Higher education postcard: May Day

This week’s card from Hugh Jones’ postbag gets all springlike and festive

Hugh Jones is a freelance HE consultant. You’ll find a daily #HigherEducationPostcard if you follow him on Bluesky

The origins of the May Day festival stretch far back into time.

Although it has Roman (Floralia) and Celtic (Beltane) origins, according to the National Trust its popularity in the UK started more recently (the NT use the useful word medieval, which might mean anything from 400CE to 1500 CE; I’m guessing it’s the 1300s). By the Victoria era, it was very popular, with May Queens, maypole dancing, and other festivities. And as this blog will be published on May Day, let’s look at how this went down in one teacher training college.

And so we’re off to South West London, and Whitelands College, which is now part of the University of Roehampton. I’ll do a proper post one day on Roehampton and its constituent colleges; but for context Whitelands was founded in 1841 as a training college for women teachers, by the National Society. (You’ll recall, perhaps, that we came across this society when looking at Marjon. My guess is that Whitelands was the counterpart for women of St Mark’s College, a training college for men founded by the National Society also in 1841.)

Anyway, all that is for another time. For now, it suffices to know that in the late 1870s the principal of Whitelands was Reverend John Pincher Faunthorpe, who was a friend of John Ruskin, noted Victorian polymath. Faunthorpe supported Ruskin’s work (for example, proofreading his books), and in 1881 Ruskin inaugurated an annual May Day ceremony at the College.

This brief story from John Bull sets the scene:

From the Illustrated London News we also have this picture of the rather splendid gold cross given to the 1893 May Queen:

The ceremony, and the idea of it, clearly had caught the Victorian imagination. Here’s a piece from The Sketch on 7 May 1893, describing that year’s festivities:

MR. RUSKIN’S CELEBRATION OF MAY DAY. For several years– twelve, we fancy– Mr. Ruskin has generously repeated his gift to Whitelands College on May Day, and this year’s festival was celebrated with all the brightness imaginable. Early in the morning the students assembled in their dim yet luminous chapel dedicated to St.
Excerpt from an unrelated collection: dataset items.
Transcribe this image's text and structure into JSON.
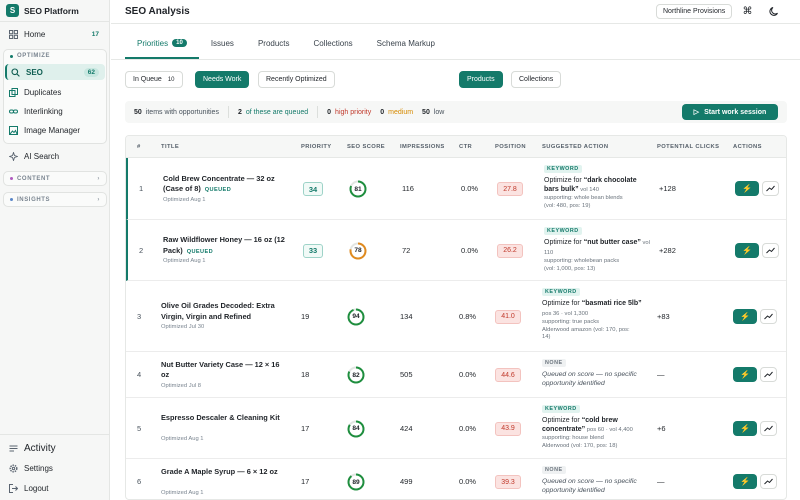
{
  "brand": {
    "logo_letter": "S",
    "name": "SEO Platform"
  },
  "sidebar": {
    "home": {
      "label": "Home",
      "count": "17"
    },
    "optimize_heading": "OPTIMIZE",
    "seo": {
      "label": "SEO",
      "count": "62"
    },
    "duplicates": "Duplicates",
    "interlinking": "Interlinking",
    "image_manager": "Image Manager",
    "ai_search": "AI Search",
    "content_heading": "CONTENT",
    "insights_heading": "INSIGHTS",
    "activity": "Activity",
    "settings": "Settings",
    "logout": "Logout"
  },
  "header": {
    "title": "SEO Analysis",
    "store": "Northline Provisions"
  },
  "tabs": [
    {
      "label": "Priorities",
      "count": "10"
    },
    {
      "label": "Issues"
    },
    {
      "label": "Products"
    },
    {
      "label": "Collections"
    },
    {
      "label": "Schema Markup"
    }
  ],
  "filters": {
    "in_queue": {
      "label": "In Queue",
      "count": "10"
    },
    "needs_work": "Needs Work",
    "recently_optimized": "Recently Optimized",
    "products": "Products",
    "collections": "Collections"
  },
  "summary": {
    "items": "50",
    "items_label": "items with opportunities",
    "queued": "2",
    "queued_label": "of these are queued",
    "high": "0",
    "high_label": "high priority",
    "medium": "0",
    "medium_label": "medium",
    "low": "50",
    "low_label": "low",
    "start_button": "Start work session"
  },
  "columns": [
    "#",
    "TITLE",
    "PRIORITY",
    "SEO SCORE",
    "IMPRESSIONS",
    "CTR",
    "POSITION",
    "SUGGESTED ACTION",
    "POTENTIAL CLICKS",
    "ACTIONS"
  ],
  "rows": [
    {
      "n": "1",
      "title": "Cold Brew Concentrate — 32 oz (Case of 8)",
      "queued": "QUEUED",
      "sub": "Optimized Aug 1",
      "priority": "34",
      "score": "81",
      "score_val": 81,
      "score_color": "#1e8e3e",
      "impressions": "116",
      "ctr": "0.0%",
      "position": "27.8",
      "badge": "KEYWORD",
      "sug_prefix": "Optimize for ",
      "sug_kw": "“dark chocolate bars bulk”",
      "sug_vol": " vol 140",
      "sug_sub1": "supporting: whole bean blends",
      "sug_sub2": "(vol: 480, pos: 19)",
      "clicks": "+128"
    },
    {
      "n": "2",
      "title": "Raw Wildflower Honey — 16 oz (12 Pack)",
      "queued": "QUEUED",
      "sub": "Optimized Aug 1",
      "priority": "33",
      "score": "78",
      "score_val": 78,
      "score_color": "#e08a1e",
      "impressions": "72",
      "ctr": "0.0%",
      "position": "26.2",
      "badge": "KEYWORD",
      "sug_prefix": "Optimize for ",
      "sug_kw": "“nut butter case”",
      "sug_vol": " vol 110",
      "sug_sub1": "supporting: wholebean packs",
      "sug_sub2": "(vol: 1,000, pos: 13)",
      "clicks": "+282"
    },
    {
      "n": "3",
      "title": "Olive Oil Grades Decoded: Extra Virgin, Virgin and Refined",
      "sub": "Optimized Jul 30",
      "priority": "19",
      "score": "94",
      "score_val": 94,
      "score_color": "#1e8e3e",
      "impressions": "134",
      "ctr": "0.8%",
      "position": "41.0",
      "badge": "KEYWORD",
      "sug_prefix": "Optimize for ",
      "sug_kw": "“basmati rice 5lb”",
      "sug_vol": " pos 36 · vol 1,300",
      "sug_sub1": "supporting: true packs",
      "sug_sub2": "Alderwood amazon (vol: 170, pos:",
      "sug_sub3": "14)",
      "clicks": "+83"
    },
    {
      "n": "4",
      "title": "Nut Butter Variety Case — 12 × 16 oz",
      "sub": "Optimized Jul 8",
      "priority": "18",
      "score": "82",
      "score_val": 82,
      "score_color": "#1e8e3e",
      "impressions": "505",
      "ctr": "0.0%",
      "position": "44.6",
      "badge": "NONE",
      "sug_none": "Queued on score — no specific opportunity identified",
      "clicks": "—"
    },
    {
      "n": "5",
      "title": "Espresso Descaler & Cleaning Kit",
      "sub": "Optimized Aug 1",
      "priority": "17",
      "score": "84",
      "score_val": 84,
      "score_color": "#1e8e3e",
      "impressions": "424",
      "ctr": "0.0%",
      "position": "43.9",
      "badge": "KEYWORD",
      "sug_prefix": "Optimize for ",
      "sug_kw": "“cold brew concentrate”",
      "sug_vol": " pos 60 · vol 4,400",
      "sug_sub1": "supporting: house blend",
      "sug_sub2": "Alderwood (vol: 170, pos: 18)",
      "clicks": "+6"
    },
    {
      "n": "6",
      "title": "Grade A Maple Syrup — 6 × 12 oz",
      "sub": "Optimized Aug 1",
      "priority": "17",
      "score": "89",
      "score_val": 89,
      "score_color": "#1e8e3e",
      "impressions": "499",
      "ctr": "0.0%",
      "position": "39.3",
      "badge": "NONE",
      "sug_none": "Queued on score — no specific opportunity identified",
      "clicks": "—"
    }
  ]
}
Ursula, where a brief musical service and a special prayer on behalf of the master is offered up, after which a procession of the students all in cream-white dresses, with large sleeves tied in with ribbons of either pale orange or heliotrope, and sashes of the same colour was led by the queen of last year, who, attended by her maids and in her royal robe of white and green, and wearing the royal gold cross, went slowly round the grounds, making a very charming picture. Eventually, all assembled in an upper hail, daintily decorated with festoons of ivy, with chains of cowslip-blossoms and other wild flowers. Her Majesty was pleased to abdicate the throne, and taking instead of an apple-blossom crown one of forget-me-nots, the silent request, so gracefully accomplished, was answered affectionately by all her late subjects. While the new queen is being elected there is much going on to entertain and interest all. Songs are sung, recitations given, a stately minuet is danced about the May-pole, and a May-pole dance, with all its variations, is performed. Then there is the Principal’s address to listen to, which was both brilliant and animated, as usual. But soon the elected queen is ready, and her maidens having been chosen, a procession is formed anew. Before her are carried white wands tied with flowers, behind her, on a cushion, the floral cross of gold, and then follow maidens carrying a set of Mr. Ruskin’ s works bound in his own Oxford binding of blue calf. On entering the hall once more all do homage to the Queen of May, a second May-pole dance is gone through, and her Majesty presents Mr. Ruskin’s books to some forty of her young subjects.

The ceremony continues today, although updates to reflect changing entry profiles (it is now the May Monarch, as there have been kings as well as queens) and changing expectations from students. Here’s a piece from the Roehampton website giving a little bit more about May Day at Whitelands. Here’s another piece telling us about the early May Queens. And here’s a rather fabulous page with images of some of the May Queens’ (and Kings’) costumes over the years.

As always, I’ve made a jigsaw of the postcard to distract you. The card was sent on 3 June or July 1904, to Miss Blanchard in Lancaster.

Lohengrin – in the original German just now. Imagine me ‘the nonmusical’ listen to a German opera of which I did not even know the plot. It was very painful

The front has written on it a good motto: “Never express a wish for a thing – always get it before another gets the chance.”